Europe stands out as the home of multi-generational billionaires. While it may not be the best at creating great wealth, Europe has proved the best at keeping it. The region's billionaire wealth remained broadly the same (with a small fall of 3%), at USD 1.3trn. Europe has the greatest number of multi-generational billionaires, and ranks a close second to the US for total multi-generational billionaire wealth.
US billionaire growth falters.
With the world's largest billionaire population, the US sets the pace. Great wealth creation continues in the US, but it is slowing. The country's billionaire population grew by just five in 2015, to 538. Yet its total wealth fell by 6% - from USD 2.6trn to USD 2.4trn. While US self-made billionaires have driven this gilded age, and the US hosts almost half of billionaire wealth, 47%, the world's leading billionaire economy has lost some of its momentum.
Asia's one billionaire every three days.
Led by China, Asia is creating one billionaire every three days. One hundred and thirteen Asian entrepreneurs attained billionaire status during the year, accounting for more than half (53.8%) of 2015's global total. Young business people are making money fast in Technology, Consumer & Retail and Real Estate. The region's billionaire wealth stood at USD 1.5trn, a slight fall on the previous year due largely to currency depreciation.
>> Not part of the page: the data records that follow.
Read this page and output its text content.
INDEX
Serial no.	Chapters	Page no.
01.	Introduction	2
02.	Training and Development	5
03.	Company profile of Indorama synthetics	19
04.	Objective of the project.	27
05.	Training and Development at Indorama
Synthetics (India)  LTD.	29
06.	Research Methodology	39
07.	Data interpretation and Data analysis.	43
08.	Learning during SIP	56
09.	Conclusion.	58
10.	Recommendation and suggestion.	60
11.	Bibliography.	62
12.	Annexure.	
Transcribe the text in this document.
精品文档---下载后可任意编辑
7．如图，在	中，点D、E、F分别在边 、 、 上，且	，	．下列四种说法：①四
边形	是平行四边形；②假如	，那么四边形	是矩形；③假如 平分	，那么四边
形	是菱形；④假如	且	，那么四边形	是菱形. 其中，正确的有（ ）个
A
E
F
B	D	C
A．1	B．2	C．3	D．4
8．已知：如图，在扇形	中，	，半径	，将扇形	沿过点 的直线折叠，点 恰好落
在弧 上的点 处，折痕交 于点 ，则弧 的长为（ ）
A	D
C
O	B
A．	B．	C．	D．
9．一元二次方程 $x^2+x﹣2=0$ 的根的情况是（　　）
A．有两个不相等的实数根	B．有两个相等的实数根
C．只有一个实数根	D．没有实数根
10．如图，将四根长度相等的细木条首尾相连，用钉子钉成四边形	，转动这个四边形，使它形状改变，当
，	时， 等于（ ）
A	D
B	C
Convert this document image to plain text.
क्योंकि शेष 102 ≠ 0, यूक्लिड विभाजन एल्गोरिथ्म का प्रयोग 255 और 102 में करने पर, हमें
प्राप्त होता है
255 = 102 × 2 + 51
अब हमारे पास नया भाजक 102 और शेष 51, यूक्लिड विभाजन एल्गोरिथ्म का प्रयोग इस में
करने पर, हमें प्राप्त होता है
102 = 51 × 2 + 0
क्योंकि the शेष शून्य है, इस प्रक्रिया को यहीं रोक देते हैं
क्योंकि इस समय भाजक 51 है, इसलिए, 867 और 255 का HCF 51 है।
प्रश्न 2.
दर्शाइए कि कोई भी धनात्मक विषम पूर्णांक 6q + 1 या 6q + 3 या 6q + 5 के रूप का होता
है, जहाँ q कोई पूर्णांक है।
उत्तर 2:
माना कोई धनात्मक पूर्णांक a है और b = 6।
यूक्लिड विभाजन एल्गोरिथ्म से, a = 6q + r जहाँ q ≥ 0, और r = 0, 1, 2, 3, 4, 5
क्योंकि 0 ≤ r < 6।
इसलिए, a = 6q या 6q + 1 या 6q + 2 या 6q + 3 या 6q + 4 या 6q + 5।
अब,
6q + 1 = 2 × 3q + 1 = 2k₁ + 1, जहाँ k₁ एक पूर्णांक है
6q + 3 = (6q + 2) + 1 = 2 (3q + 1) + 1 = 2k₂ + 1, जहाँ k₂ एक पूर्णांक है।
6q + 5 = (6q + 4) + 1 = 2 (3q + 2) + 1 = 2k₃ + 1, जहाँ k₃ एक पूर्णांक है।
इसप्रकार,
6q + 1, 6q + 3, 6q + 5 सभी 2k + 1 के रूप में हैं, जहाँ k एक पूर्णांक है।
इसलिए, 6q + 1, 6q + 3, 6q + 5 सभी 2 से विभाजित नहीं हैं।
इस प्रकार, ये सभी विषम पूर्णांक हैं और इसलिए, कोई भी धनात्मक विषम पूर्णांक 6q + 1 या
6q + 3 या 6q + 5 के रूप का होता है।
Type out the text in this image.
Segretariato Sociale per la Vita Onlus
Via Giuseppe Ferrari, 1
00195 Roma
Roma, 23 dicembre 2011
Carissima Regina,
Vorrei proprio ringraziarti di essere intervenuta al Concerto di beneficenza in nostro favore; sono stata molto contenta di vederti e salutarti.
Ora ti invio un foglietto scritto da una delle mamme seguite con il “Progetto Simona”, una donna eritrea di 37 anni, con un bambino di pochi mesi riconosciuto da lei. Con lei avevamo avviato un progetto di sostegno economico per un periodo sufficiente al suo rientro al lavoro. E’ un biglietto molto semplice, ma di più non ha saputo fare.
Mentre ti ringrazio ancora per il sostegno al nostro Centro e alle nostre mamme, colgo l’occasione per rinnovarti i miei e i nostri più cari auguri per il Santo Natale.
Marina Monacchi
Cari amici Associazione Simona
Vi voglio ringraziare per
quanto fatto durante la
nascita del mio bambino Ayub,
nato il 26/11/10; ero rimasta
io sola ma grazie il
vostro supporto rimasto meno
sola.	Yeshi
The Second Gilded Age pauses.
After more than 20 years of great wealth creation, the Second Gilded Age has hesitated. The transfer of assets within families, commodity price deflation and an appreciating US dollar have emerged as significant headwinds. In 2015, 210 fortunes broke through the billion-dollar wealth ceiling, increasing the billionaire population in the markets we cover (the 14 largest billionaire markets) to 1,397. Yet their total wealth fell from USD 5.4trn to USD 5.1trn. Average wealth fell from USD 4 billion in 2014 to USD 3.7bn in 2015. It is too early to tell if 2015 signals a pause in the gilded age or something more.
Huge wealth transfer in sight.
The past 20 years' exceptional wealth creation will soon be followed by the biggest-ever wealth transfer. We estimate that less than 500 people (460 of the billionaires in the markets we cover) will hand USD 2.1trn to their heirs in the next 20 years, equivalent to India's GDP. For most of Asia's young economies, this will be the first ever handover of billionaire wealth, as over 85% are first generation.
With many billionaires over 70, significant dilution of billionaire fortunes lies ahead. We will see a huge handover of wealth to their heirs, many of whom will be millennials, whose primary interests may lie outside the family business. There will also be continued volatility of wealth for business reasons. Without careful planning, many of today's fortunes will suffer substantial erosion.
In the years to come, the whole of society will benefit from this age of great wealth creation. All over the world, this generation of billionaires, and their idealistic heirs, are committing wealth to philanthropy on a greater scale than ever. Whether today's billionaires match the achievements of the Carnegies and Rockefellers, however, will depend on whether they apply their business skills to philanthropy.
What next for the gilded age?
2015's data alone does not set a trend. But 2016 and 2017 will tell whether billionaire wealth creation has levelled off in the US and Europe, and whether China's emerging entrepreneurs will continue to thrive.